Et comme par hasard une frange non-négligeable du mouvement écologiste international est antisémite et proche de l’extrême gauche (expression pléonastique). Sans oublier que ces gens qui trouvent qu’il faut respecter la planète ne respectent pas Israël, frayent avec ses pires ennemis et soutiennent le BDS.

Il appartient à la science le soin de déterminer, dans la mesure du possible, ce qui est susceptible d’arriver à notre planète et d’en discerner les causes, et laisser ensuite la politique sonder les cœurs. J’ai bien aimé cet aphorisme des « gilets jaunes » : « Les élites parlent de fin du monde quand nous parlons de fin du mois ».

Pour ma part en tous cas je ne suis pas disposé à sacrifier la moindre génération vivante au nom de générations qui ne le sont pas encore. Ce genre de raisonnement à fait couler suffisamment de sang pour qu’on s’en abstienne désormais.

Sarah Halimi ou la justice post-moderne

Sarah Halimi est une femme juive de soixante-cinq ans décédée en avril 2017 après avoir été rouée de coups et défenestrée. L’assassin est son voisin Kobili Traoré, jeune multi-récidiviste 20 fois condamné pour violence aggravée ou autres méfaits, mais jamais considéré comme irresponsable.

La cour d’appel de Paris a néanmoins conclu à l’irresponsabilité pénale de Kobili Traoré. Il ne sera donc pas jugé et devrait sous peu être libéré de son internement en milieu psychiatrique, étant donné qu’il ne souffre de troubles mentaux que lorsqu’il est saisi de pulsions le poussant à casser du juif au nom de l’islam.
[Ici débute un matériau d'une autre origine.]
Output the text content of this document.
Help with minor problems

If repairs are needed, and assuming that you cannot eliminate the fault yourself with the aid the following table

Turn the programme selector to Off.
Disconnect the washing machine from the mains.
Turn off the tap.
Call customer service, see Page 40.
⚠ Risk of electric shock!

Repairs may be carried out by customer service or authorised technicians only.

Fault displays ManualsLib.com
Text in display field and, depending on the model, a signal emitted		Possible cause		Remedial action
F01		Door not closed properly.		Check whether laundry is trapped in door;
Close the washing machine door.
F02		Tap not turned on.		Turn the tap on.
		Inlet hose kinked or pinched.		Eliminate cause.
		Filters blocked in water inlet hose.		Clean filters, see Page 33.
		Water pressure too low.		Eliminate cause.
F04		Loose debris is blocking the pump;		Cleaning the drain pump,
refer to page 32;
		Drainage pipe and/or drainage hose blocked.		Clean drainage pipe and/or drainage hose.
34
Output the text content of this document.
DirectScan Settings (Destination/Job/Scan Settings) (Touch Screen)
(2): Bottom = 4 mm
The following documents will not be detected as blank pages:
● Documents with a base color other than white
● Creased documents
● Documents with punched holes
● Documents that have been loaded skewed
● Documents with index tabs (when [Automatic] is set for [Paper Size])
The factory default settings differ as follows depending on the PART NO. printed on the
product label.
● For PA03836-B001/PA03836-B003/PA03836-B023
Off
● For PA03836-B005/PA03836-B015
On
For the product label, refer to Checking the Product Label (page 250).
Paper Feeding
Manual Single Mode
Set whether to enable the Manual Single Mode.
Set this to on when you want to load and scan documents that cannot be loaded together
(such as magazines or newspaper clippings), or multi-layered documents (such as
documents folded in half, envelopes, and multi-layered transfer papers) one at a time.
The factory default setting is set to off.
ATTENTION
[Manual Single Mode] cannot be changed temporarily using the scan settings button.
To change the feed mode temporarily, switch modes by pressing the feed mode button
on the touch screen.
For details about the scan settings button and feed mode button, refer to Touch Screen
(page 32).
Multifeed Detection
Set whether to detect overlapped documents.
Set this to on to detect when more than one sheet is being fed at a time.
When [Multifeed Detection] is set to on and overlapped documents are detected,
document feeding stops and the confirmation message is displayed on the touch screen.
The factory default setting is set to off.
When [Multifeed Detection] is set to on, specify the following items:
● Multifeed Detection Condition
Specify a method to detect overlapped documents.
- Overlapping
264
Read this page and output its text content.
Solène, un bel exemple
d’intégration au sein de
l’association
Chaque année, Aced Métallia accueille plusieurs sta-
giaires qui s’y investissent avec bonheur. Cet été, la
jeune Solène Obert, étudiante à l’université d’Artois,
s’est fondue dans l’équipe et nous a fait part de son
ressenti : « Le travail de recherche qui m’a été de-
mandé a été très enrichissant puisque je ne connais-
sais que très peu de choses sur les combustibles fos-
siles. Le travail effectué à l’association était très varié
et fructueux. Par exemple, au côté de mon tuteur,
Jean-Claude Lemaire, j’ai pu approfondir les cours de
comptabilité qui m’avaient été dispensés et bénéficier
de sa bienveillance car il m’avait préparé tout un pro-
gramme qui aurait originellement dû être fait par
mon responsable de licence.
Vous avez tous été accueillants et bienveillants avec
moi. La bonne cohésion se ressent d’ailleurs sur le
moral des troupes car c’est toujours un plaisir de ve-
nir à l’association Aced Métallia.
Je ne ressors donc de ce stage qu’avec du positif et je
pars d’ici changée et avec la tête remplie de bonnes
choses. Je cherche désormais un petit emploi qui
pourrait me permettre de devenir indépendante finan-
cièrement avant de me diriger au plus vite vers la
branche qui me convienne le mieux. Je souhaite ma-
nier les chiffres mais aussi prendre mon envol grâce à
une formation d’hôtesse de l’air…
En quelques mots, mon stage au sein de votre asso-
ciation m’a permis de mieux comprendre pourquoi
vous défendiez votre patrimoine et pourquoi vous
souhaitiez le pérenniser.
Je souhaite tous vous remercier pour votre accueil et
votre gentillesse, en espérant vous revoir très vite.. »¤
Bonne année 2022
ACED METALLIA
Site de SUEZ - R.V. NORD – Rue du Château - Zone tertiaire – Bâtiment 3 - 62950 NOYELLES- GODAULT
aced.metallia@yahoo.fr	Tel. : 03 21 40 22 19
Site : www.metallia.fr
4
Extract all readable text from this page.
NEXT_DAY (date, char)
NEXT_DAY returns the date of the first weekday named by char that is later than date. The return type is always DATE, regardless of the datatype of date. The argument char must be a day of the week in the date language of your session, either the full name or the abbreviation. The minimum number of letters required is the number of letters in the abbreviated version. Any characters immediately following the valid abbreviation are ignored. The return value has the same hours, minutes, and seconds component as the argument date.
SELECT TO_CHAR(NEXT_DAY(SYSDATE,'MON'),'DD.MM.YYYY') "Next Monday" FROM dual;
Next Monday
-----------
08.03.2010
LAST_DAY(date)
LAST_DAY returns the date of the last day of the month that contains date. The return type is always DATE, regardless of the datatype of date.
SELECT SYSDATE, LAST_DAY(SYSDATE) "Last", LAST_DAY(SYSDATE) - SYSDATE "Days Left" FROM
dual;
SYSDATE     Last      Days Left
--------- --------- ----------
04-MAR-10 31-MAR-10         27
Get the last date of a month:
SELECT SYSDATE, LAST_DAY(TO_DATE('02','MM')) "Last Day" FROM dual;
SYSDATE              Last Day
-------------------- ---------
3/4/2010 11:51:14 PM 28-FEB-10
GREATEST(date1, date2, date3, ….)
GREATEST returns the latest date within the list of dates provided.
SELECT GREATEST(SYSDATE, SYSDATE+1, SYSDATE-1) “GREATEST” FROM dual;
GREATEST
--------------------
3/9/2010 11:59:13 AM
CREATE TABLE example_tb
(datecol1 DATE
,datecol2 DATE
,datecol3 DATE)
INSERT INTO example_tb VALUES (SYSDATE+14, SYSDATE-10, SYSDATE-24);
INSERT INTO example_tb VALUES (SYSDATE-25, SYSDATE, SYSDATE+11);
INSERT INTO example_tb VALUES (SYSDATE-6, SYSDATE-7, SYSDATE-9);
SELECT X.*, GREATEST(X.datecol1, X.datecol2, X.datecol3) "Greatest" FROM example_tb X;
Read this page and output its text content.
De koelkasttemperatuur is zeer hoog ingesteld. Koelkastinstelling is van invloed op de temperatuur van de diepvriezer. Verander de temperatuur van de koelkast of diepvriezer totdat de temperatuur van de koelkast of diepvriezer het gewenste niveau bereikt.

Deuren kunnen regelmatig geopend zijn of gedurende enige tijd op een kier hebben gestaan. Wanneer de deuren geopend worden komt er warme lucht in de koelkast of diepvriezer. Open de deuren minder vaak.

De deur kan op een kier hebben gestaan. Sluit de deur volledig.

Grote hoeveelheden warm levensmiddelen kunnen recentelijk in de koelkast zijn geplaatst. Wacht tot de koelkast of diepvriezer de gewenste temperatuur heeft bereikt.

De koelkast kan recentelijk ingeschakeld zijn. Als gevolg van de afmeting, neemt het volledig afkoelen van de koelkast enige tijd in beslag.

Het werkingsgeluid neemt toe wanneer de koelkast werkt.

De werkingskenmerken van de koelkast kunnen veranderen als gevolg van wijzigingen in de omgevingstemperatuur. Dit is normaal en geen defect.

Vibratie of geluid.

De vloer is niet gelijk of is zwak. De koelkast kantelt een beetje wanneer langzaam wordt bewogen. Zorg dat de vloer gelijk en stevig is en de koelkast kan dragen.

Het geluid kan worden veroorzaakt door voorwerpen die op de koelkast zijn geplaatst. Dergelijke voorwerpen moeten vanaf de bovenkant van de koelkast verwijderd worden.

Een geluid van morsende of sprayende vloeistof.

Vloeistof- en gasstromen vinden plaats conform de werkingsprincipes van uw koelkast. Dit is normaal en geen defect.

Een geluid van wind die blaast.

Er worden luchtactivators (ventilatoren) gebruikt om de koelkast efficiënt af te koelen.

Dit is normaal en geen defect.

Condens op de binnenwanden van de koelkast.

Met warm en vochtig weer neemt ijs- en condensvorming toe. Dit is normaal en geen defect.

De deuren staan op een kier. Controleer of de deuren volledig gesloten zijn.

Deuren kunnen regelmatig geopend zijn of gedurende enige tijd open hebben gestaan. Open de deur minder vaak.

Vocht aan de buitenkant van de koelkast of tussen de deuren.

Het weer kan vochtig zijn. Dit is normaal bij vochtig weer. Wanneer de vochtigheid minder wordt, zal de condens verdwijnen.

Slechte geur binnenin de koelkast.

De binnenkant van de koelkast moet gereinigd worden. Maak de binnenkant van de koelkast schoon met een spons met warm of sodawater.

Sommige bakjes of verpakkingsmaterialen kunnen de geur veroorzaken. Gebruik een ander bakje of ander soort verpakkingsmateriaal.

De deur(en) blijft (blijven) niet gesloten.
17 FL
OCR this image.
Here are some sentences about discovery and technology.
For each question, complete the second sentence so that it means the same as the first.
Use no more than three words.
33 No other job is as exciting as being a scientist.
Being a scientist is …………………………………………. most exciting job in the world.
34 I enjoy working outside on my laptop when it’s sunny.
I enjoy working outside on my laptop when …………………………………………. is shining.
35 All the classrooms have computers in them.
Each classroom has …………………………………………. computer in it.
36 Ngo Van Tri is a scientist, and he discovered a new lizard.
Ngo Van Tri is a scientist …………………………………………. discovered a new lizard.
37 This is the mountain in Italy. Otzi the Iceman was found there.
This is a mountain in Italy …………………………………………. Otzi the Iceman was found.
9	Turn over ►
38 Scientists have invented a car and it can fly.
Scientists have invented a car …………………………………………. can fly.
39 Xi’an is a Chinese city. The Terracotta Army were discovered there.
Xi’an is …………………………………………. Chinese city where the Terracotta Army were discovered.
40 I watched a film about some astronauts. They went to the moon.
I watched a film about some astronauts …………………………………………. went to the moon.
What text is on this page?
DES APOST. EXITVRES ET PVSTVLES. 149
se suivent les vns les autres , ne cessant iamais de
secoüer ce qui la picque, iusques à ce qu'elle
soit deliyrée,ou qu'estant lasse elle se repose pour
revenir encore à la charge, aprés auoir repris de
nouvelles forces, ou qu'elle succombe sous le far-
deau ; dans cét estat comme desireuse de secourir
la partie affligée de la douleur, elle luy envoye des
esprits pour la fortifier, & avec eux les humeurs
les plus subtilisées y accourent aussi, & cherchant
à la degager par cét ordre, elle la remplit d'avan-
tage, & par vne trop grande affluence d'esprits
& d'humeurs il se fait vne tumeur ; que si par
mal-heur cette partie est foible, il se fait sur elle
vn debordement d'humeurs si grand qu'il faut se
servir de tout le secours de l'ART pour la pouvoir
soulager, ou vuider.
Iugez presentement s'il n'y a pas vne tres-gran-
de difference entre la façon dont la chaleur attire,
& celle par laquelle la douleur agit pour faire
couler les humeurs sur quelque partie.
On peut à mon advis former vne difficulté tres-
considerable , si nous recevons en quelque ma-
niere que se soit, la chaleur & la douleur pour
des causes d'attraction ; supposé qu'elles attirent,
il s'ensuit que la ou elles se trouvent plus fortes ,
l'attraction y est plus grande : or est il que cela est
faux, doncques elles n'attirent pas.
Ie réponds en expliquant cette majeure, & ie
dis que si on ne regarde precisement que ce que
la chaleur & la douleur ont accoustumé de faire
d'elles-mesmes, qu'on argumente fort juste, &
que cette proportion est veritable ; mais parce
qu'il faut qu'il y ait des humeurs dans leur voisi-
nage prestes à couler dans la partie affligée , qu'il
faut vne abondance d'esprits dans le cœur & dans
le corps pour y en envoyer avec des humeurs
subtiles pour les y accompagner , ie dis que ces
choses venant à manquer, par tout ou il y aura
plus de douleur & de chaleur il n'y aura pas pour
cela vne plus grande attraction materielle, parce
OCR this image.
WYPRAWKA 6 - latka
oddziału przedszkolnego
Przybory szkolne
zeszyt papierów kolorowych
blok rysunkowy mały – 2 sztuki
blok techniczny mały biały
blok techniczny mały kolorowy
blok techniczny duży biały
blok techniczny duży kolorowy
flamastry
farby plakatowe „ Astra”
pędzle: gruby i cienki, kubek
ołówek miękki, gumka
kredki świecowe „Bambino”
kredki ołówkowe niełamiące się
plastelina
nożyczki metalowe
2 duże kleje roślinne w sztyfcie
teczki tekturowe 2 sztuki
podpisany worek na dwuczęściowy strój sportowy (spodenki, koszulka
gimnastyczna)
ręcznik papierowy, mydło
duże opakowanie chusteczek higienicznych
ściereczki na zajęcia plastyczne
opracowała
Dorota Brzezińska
Comment cela est-il possible ?

La nouvelle épidémie qui sévit dans une certaine intelligentsia, une certaine presse et une certaine magistrature s’appelle la pensée postmoderne. C’est ainsi que cette vision du monde fait l’impasse sur la notion de libre arbitre. L’essence de l’individu au sens postmoderne n’est que le reflet de sa communauté, de sa culture et de son histoire. Il n’y a donc pas d’individus dans la postmodernité : il n’y a que des identités. Le pluralisme s’est transformé en principe d’égalité à tous crins, ce qui a pour conséquence que l’égalité « est devenue folle », comme dit Finkielkraut.

La décision de la cour d’appel de Paris revient à considérer Kobili Traoré comme un avatar de son identité. Il ne serait pas plus coupable d’être un assassin drogué antisémite et islamiste que Sarah Halimi n’est coupable d’être une paisible femme médecin juive. Il semble donc que pour certaines juridictions il est tout compte fait devenu moins important de rendre la justice que de rendre l’égalité.